This study addresses the challenge of causal inference when the outcome variable is latent and can only be indirectly measured through multiple imperfect proxies. Conventional methods are vulnerable to measurement incomparability across studies and model misspecification. To overcome these limitations, the authors propose a design-oriented nonparametric framework that identifies and estimates the average treatment effect on the latent outcome under randomized experiments. The key innovation lies in constructing an identifiable nonparametric bridge function that flexibly accommodates differences in measurement systems across studies and nonlinear relationships among proxies, without imposing strong parametric assumptions on the measurement model. Coupled with a debiased estimation procedure, the proposed method substantially outperforms benchmarks such as principal component analysis and inverse covariance weighting in simulations, accurately recovering comparable and consistent causal effects on the latent variable while eliminating spurious cross-study heterogeneity.

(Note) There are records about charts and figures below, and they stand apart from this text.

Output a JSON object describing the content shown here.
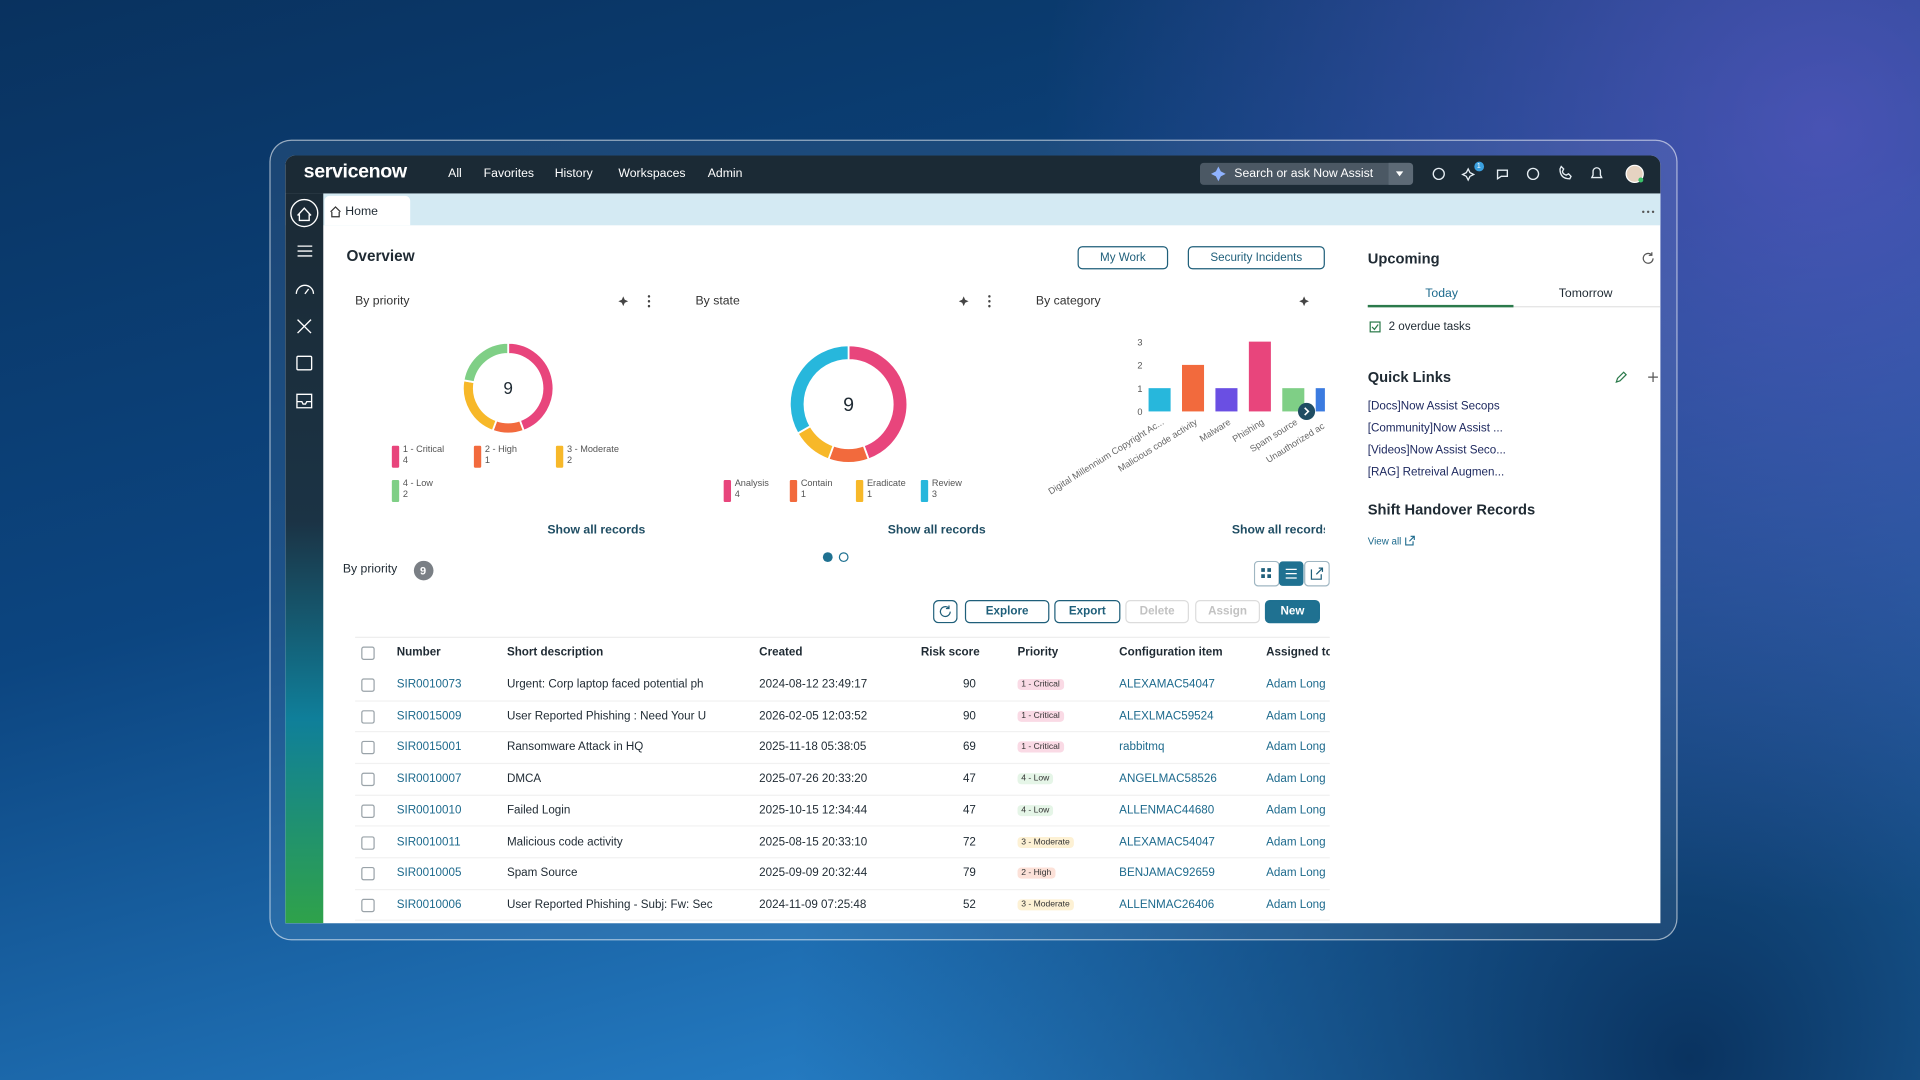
{
  "nav": {
    "logo": "servicenow",
    "menu": [
      "All",
      "Favorites",
      "History",
      "Workspaces",
      "Admin"
    ],
    "search": "Search or ask Now Assist",
    "badge": "1"
  },
  "tab": "Home",
  "overview": {
    "title": "Overview",
    "filters": [
      "My Work",
      "Security Incidents"
    ]
  },
  "widgets": [
    {
      "title": "By priority",
      "type": "donut",
      "total": 9,
      "segments": [
        {
          "label": "1 - Critical",
          "value": 4,
          "color": "#e8457c"
        },
        {
          "label": "2 - High",
          "value": 1,
          "color": "#f26a3d"
        },
        {
          "label": "3 - Moderate",
          "value": 2,
          "color": "#f7b829"
        },
        {
          "label": "4 - Low",
          "value": 2,
          "color": "#7fcf86"
        }
      ],
      "link": "Show all records"
    },
    {
      "title": "By state",
      "type": "donut",
      "total": 9,
      "segments": [
        {
          "label": "Analysis",
          "value": 4,
          "color": "#e8457c"
        },
        {
          "label": "Contain",
          "value": 1,
          "color": "#f26a3d"
        },
        {
          "label": "Eradicate",
          "value": 1,
          "color": "#f7b829"
        },
        {
          "label": "Review",
          "value": 3,
          "color": "#27b7dc"
        }
      ],
      "link": "Show all records"
    },
    {
      "title": "By category",
      "type": "bar",
      "categories": [
        "Digital Millennium Copyright Ac...",
        "Malicious code activity",
        "Malware",
        "Phishing",
        "Spam source",
        "Unauthorized ac..."
      ],
      "values": [
        1,
        2,
        1,
        3,
        1,
        1
      ],
      "colors": [
        "#27b7dc",
        "#f26a3d",
        "#6a4fe3",
        "#e8457c",
        "#7fcf86",
        "#3b7be0"
      ],
      "ylim": [
        0,
        3
      ],
      "yticks": [
        0,
        1,
        2,
        3
      ],
      "link": "Show all records"
    }
  ],
  "list": {
    "title": "By priority",
    "count": 9,
    "actions": [
      "Explore",
      "Export",
      "Delete",
      "Assign",
      "New"
    ],
    "columns": [
      "Number",
      "Short description",
      "Created",
      "Risk score",
      "Priority",
      "Configuration item",
      "Assigned to"
    ],
    "rows": [
      [
        "SIR0010073",
        "Urgent: Corp laptop faced potential ph",
        "2024-08-12 23:49:17",
        90,
        "1 - Critical",
        "ALEXAMAC54047",
        "Adam Long"
      ],
      [
        "SIR0015009",
        "User Reported Phishing : Need Your U",
        "2026-02-05 12:03:52",
        90,
        "1 - Critical",
        "ALEXLMAC59524",
        "Adam Long"
      ],
      [
        "SIR0015001",
        "Ransomware Attack in HQ",
        "2025-11-18 05:38:05",
        69,
        "1 - Critical",
        "rabbitmq",
        "Adam Long"
      ],
      [
        "SIR0010007",
        "DMCA",
        "2025-07-26 20:33:20",
        47,
        "4 - Low",
        "ANGELMAC58526",
        "Adam Long"
      ],
      [
        "SIR0010010",
        "Failed Login",
        "2025-10-15 12:34:44",
        47,
        "4 - Low",
        "ALLENMAC44680",
        "Adam Long"
      ],
      [
        "SIR0010011",
        "Malicious code activity",
        "2025-08-15 20:33:10",
        72,
        "3 - Moderate",
        "ALEXAMAC54047",
        "Adam Long"
      ],
      [
        "SIR0010005",
        "Spam Source",
        "2025-09-09 20:32:44",
        79,
        "2 - High",
        "BENJAMAC92659",
        "Adam Long"
      ],
      [
        "SIR0010006",
        "User Reported Phishing - Subj: Fw: Sec",
        "2024-11-09 07:25:48",
        52,
        "3 - Moderate",
        "ALLENMAC26406",
        "Adam Long"
      ]
    ]
  },
  "upcoming": {
    "title": "Upcoming",
    "tabs": [
      "Today",
      "Tomorrow"
    ],
    "task": "2 overdue tasks"
  },
  "quick_links": {
    "title": "Quick Links",
    "links": [
      "[Docs]Now Assist Secops",
      "[Community]Now Assist ...",
      "[Videos]Now Assist Seco...",
      "[RAG] Retreival Augmen..."
    ]
  },
  "handover": {
    "title": "Shift Handover Records",
    "link": "View all"
  }
}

How should researchers conduct causal inference when the outcome of interest is latent and measured imperfectly by multiple indicators? We develop a general nonparametric framework for identifying and estimating average treatment effects on latent outcomes in randomized experiments. We show that latent-outcome estimation faces two distinct noncomparability challenges. First, across studies, different measurement systems may cause estimators to target different empirical quantities even when the underlying latent treatment effect is the same. Second, within a study, different indicators may have different and possibly nonlinear relationships with the same latent outcome, making them not directly comparable. To address these challenges, we propose a design-based approach built around nonparametric bridge functions. We show that these bridge functions can be characterized and identified. Estimation relies on a debiasing procedure that permits valid inference even when the bridge functions are weakly identified. Simulations demonstrate that standard methods, such as principal components analysis and inverse covariance weighting, can generate spurious cross-study differences, whereas our approach recovers comparable latent treatment effects. Overall, the framework provides both a general strategy for causal inference with latent outcomes and practical guidance for designing measurements that support identification, comparability, and efficient estimation.